LPL Financial (LPLA) said early Monday that its first-quarter net income was $41.2 million, or $0.37 per share, down $7.8 million compared with net income of $49.0 million, or $0.43 per share, from a year earlier. Earnings after adjustments, including a $16.5 million charge related to the refinancing of senior secured credit facilities, were $63.2 million, or $0.56 per share, vs. $59.4 million, or $0.52 per diluted share, in the first quarter of 2011.

The independent broker-dealer’s net revenue for the first quarter of 2012 increased 3.2% to $901.8 million, from $873.9 million in the prior year period. Equity analysts had expected earnings of $0.54 a share and sales of $890.5 million.

The company also said that the private-equity firms Hellman & Friedman and TPG Capital, which each own about 31% of LPL, are selling a total of 14.5 million shares.
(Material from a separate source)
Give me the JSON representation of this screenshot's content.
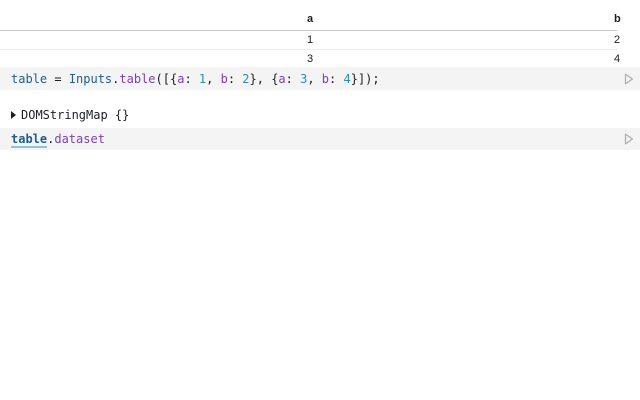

This secondary offering represents about 14% of LPL’s total shares and should reduce each of the two private-equity stakes to about 24%.

“We are pleased to announce a positive start to 2012 led by record revenue and adjusted earnings for the first quarter,” said Mark Casady (right), LPL Financial chairman and CEO, in a press release. “This success was driven by the ongoing relationships our advisors maintain with clients. These relationships positioned our advisors for increased productivity as their clients re-engaged in the market,” Casady said.

Total advisory and brokerage assets (excluding assets in retirement plans and trusts) ended the period at $354.1 billion, a 7.3% increase from a year ago and a jump of 7.2% from the previous quarter.

Net new advisory assets for the first quarter were $2.5 billion vs. $3.7 billion in the year-ago period and $1 billion in the earlier quarter. Advisory assets under management totaled $110.8 billion at quarter-end compared with $99.7 billion in the first quarter of 2012 and $101.6 billion in the fourth quarter of 2011.

The total number of financial advisors stood at 12,962 as of March 31, reflecting the attrition of 146 advisors associated with the integration of UVEST, according to the company. A year ago, LPL had 12,554 affiliated reps, while in the fourth quarter of 2011 it had 12,847. In the most recent quarter, 115 reps joined LPL.

The company also says that assets under custody in the LPL Financial RIA platform grew 74.8% to $27.1 billion in the first quarter of 2012, encompassing 152 RIA firms, compared to $15.5 billion and 115 RIA firms a year ago.

The firm has also declared a special dividend and plans to initiate future payments of a regular quarterly dividend.

For the quarter, total advisory and brokerage assets ended at $354.1 billion, a 7.3% increase from $330.1 billion as of March 31, 2011. Compared to the previous quarter, total advisory and brokerage assets increased 7.2% from $330.3 billion as of December 31, 2011. Net new advisory assets of $2.5 billion during the quarter and positive market conditions resulted in total advisory assets under management of $110.8 billion at quarter-end.

“Driven by the increased advisor productivity, total revenue for the first quarter increased 3.2% year-over-year,” said CFO Robert Moore in a statement. “Same-store sales of our advisors displayed a recovery from the flat performance experienced in the fourth quarter last year.”